Julien-David Nitlech estime ainsi que "si le marché de la logistique s’est effondré avec le Covid-19, il reprendra forcément après la crise" . L’investisseur dit, par ailleurs, entrevoir "une consolidation dans la FinTech, un secteur dans lequel une poignée de scaleups est désormais valorisée davantage que certaines banques traditionnelles" . Pour l’année 2022, le managing partner d’Iris Capital enjoint ses homologues à "regarder les changements systémiques pour investir dans des domaines où tout le monde ne le fait pas" . À en croire Thomas Rival, la PropTech marquera le pas dans les prochains mois : "on est face à une multitude d’acteurs, qui proposent peu ou prou la même chose. Il n’y aura pas d’argent pour tous, bien que les besoins de numérisation du secteur soient énormes." D’après lui, c’est aussi le sort réservé à certaines technologies relatives aux ressources humaines.

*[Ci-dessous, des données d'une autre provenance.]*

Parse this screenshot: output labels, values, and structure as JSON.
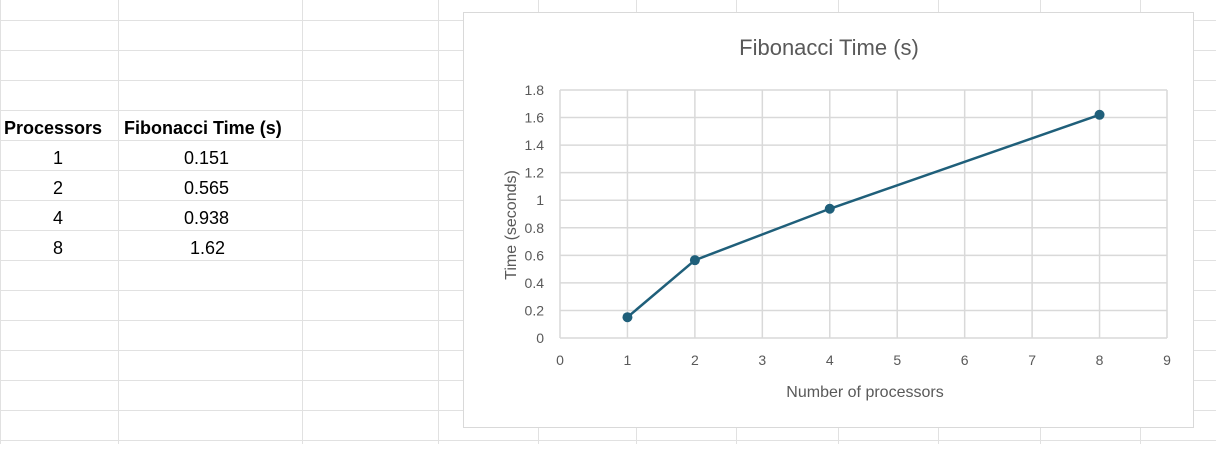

Le partner d’Evolem juge plus prometteurs "les services augmentés, qui vont se distinguer du fait de la nécessité d’outiller les acteurs qui font vivre la société de services actuelle". Il fait également le pari de l’EdTech, et plus particulièrement de la formation professionnelle : "c’est salvateur pour le pays, dont le taux de chômage stagne. Ce n’est pas une fatalité, grâce à l’émergence de solutions d’accompagnement comme celle de LiveMentor. Il est temps de comprendre que l’EdTech ne se résume pas aux écoles et à la formation des dirigeants d’entreprise : tout le monde a à y gagner."

Enfin, Boris Golden estime que "la crypto peut encore être qualifié de sujet émergent" et que "les fonds se structurent de manière à répondre aux enjeux, notamment réglementaires, associés". Le sujet, qui englobe le fameux Web 3 au centre des intérêts en ce début 2022, est selon le partner de Partech "moins classique" que ce que les fonds sont habitués à traiter. "Mais c’est notre rôle d’explorer et de nous adapter, tout en gardant la tête froide" , explique Boris Golden.